While IgG-cleaving enzymes could also have promise for treating MG and other autoimmune diseases, existing molecules such as imlifidase are limited in the number of times they can be repeatedly administered. That’s largely because of the risk that patients will develop antibodies against the treatment (immunogenicity) that compromise its efficacy or safety.
Chronic autoimmune conditions would require a treatment that can be dosed both at disease onset and in the long term to control repeated disease attacks. Hansa launched the NiceR program in an effort to develop next-generation, IgG-cleaving enzymes with greater repeat dosing potential and lower immunogenicity.
HNSA-5487 emerged as the lead candidate from that project. It’s expected to lead to the same rapid onset of IgG inactivation as imlifidase, but with the ability to prolong the period of time in which IgG levels are low.
Repeat dosing potential
The NICE-01 clinical trial was designed to test the safety, tolerability, and pharmacological properties of single ascending doses of HNSA-5487 (0.02 to 1 mg/kg), given via an infusion into the bloodstream, versus placebo among 36 healthy adults.
Trial results indicated HNSA-5487 had efficacy similar to imlifidase for lowering IgG levels, but resulted in fewer anti-drug antibodies and had an overall better repeat dosing potential, according to Hansa.
The treatment led to rapid and robust reductions in IgG, with levels dropping by more than 95% within a few hours. IgG levels slowly increased thereafter, reaching a normal range six months after initial dosing.

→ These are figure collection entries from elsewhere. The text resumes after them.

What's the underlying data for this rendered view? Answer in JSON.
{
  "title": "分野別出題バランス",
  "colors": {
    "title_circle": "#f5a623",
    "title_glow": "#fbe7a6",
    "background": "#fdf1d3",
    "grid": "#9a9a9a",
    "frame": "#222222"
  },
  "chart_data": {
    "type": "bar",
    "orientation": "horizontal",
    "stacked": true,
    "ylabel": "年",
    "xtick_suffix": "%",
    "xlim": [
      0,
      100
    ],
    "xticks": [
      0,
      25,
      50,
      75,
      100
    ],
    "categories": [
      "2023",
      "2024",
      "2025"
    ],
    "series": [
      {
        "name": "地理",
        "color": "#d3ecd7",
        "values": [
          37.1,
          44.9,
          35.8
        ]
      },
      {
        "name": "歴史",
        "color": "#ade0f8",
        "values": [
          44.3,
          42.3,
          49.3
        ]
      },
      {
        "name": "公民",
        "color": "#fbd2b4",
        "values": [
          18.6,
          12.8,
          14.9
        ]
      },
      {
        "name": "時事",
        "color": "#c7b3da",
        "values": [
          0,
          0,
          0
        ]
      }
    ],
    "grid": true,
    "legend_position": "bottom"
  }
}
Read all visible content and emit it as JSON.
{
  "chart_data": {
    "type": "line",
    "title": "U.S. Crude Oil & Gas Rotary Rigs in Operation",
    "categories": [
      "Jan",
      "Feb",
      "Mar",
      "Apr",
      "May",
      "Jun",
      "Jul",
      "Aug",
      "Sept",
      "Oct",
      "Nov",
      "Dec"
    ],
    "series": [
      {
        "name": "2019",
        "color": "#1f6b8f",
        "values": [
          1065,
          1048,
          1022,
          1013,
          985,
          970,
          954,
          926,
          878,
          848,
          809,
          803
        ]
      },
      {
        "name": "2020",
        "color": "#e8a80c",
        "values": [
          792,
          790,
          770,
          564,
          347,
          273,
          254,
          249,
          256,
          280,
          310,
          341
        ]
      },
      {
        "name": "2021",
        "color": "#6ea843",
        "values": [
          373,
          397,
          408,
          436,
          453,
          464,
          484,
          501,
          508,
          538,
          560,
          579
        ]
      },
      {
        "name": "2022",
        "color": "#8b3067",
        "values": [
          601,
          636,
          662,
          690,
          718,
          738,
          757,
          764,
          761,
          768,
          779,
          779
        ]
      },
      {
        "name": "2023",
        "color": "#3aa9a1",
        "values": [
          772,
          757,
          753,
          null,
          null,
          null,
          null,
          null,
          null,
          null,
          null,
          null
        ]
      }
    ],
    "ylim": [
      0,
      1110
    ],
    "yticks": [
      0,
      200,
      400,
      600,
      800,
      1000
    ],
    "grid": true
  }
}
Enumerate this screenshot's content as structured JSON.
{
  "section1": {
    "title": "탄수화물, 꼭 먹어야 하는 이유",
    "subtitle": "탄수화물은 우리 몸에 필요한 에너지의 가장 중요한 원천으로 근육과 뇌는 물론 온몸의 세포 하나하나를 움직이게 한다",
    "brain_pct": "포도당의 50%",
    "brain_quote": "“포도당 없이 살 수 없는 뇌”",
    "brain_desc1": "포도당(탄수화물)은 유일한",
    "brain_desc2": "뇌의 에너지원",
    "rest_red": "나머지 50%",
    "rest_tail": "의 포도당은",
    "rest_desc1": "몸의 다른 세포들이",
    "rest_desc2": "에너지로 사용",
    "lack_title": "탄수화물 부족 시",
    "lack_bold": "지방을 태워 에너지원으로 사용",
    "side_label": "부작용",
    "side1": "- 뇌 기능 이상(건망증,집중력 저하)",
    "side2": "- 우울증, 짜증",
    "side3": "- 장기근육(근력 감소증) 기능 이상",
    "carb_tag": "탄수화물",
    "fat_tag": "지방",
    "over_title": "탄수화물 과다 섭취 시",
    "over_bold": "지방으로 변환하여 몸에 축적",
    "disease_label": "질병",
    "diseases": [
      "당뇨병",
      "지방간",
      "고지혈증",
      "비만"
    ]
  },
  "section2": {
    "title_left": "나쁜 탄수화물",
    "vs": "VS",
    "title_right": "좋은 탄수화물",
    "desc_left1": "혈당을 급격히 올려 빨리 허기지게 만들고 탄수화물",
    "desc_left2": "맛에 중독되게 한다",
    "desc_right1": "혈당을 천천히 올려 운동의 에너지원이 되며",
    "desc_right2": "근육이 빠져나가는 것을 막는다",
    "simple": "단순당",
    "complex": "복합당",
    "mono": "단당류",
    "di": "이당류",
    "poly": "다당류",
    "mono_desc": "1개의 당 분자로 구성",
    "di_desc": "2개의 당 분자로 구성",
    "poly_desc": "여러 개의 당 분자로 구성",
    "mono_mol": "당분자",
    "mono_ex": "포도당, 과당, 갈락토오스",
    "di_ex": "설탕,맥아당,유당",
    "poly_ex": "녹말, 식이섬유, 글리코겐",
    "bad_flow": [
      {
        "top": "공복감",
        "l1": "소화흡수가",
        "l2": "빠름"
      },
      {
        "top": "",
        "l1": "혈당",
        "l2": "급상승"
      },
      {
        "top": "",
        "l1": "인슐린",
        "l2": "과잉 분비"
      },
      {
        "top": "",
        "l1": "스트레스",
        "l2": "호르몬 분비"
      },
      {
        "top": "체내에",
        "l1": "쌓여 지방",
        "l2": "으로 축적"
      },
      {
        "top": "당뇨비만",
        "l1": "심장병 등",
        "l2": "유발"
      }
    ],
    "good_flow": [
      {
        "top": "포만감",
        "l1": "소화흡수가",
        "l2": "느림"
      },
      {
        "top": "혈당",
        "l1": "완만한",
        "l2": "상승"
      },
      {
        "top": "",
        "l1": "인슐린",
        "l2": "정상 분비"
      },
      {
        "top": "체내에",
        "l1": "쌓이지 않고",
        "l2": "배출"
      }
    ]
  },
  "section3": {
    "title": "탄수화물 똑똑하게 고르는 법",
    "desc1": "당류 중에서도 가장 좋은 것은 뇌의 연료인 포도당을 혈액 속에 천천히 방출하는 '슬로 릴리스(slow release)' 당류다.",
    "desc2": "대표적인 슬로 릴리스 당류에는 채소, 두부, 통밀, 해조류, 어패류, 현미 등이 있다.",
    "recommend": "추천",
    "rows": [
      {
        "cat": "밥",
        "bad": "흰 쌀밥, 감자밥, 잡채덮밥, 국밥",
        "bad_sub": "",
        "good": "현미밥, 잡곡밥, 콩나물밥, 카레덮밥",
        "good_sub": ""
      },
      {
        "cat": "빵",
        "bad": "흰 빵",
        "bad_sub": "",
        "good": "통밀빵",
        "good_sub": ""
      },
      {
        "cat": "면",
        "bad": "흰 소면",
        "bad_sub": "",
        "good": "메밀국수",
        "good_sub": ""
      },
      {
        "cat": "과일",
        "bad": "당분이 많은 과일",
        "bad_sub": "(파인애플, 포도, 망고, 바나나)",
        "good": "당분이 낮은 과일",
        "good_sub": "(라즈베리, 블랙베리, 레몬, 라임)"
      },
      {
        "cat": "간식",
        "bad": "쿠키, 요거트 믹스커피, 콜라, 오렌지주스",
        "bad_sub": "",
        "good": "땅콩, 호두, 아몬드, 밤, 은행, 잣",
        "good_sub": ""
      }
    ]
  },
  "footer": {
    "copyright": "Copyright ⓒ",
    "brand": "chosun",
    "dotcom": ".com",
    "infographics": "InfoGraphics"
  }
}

All patients treated with the two highest doses (0.5 or 1 mg/kg) were considered treatment responders, meaning that their IgG levels dropped to less than 5% of what they’d been before treatment within a day of the infusion. In a previous study, 88% of patients given imlifidase were considered treatment responders.
“There is mounting clinical evidence that faster and more robust IgG reduction is directly linked to more successful therapeutic outcomes in autoimmune and other diseases,” Tulstrup said. “We are very encouraged by these results that demonstrate HNSA-5487 can robustly and very rapidly reduce IgG levels.”
Relative to imlifidase, HNSA-5487 was associated with lower rates of pretreatment anti-drug antibodies and significantly reduced ADA response after treatment, demonstrating it has a better immunogenicity profile and a greater capacity for repeat dosing, according to the company. The treatment was found to be safe and well tolerated, with no serious adverse events reported.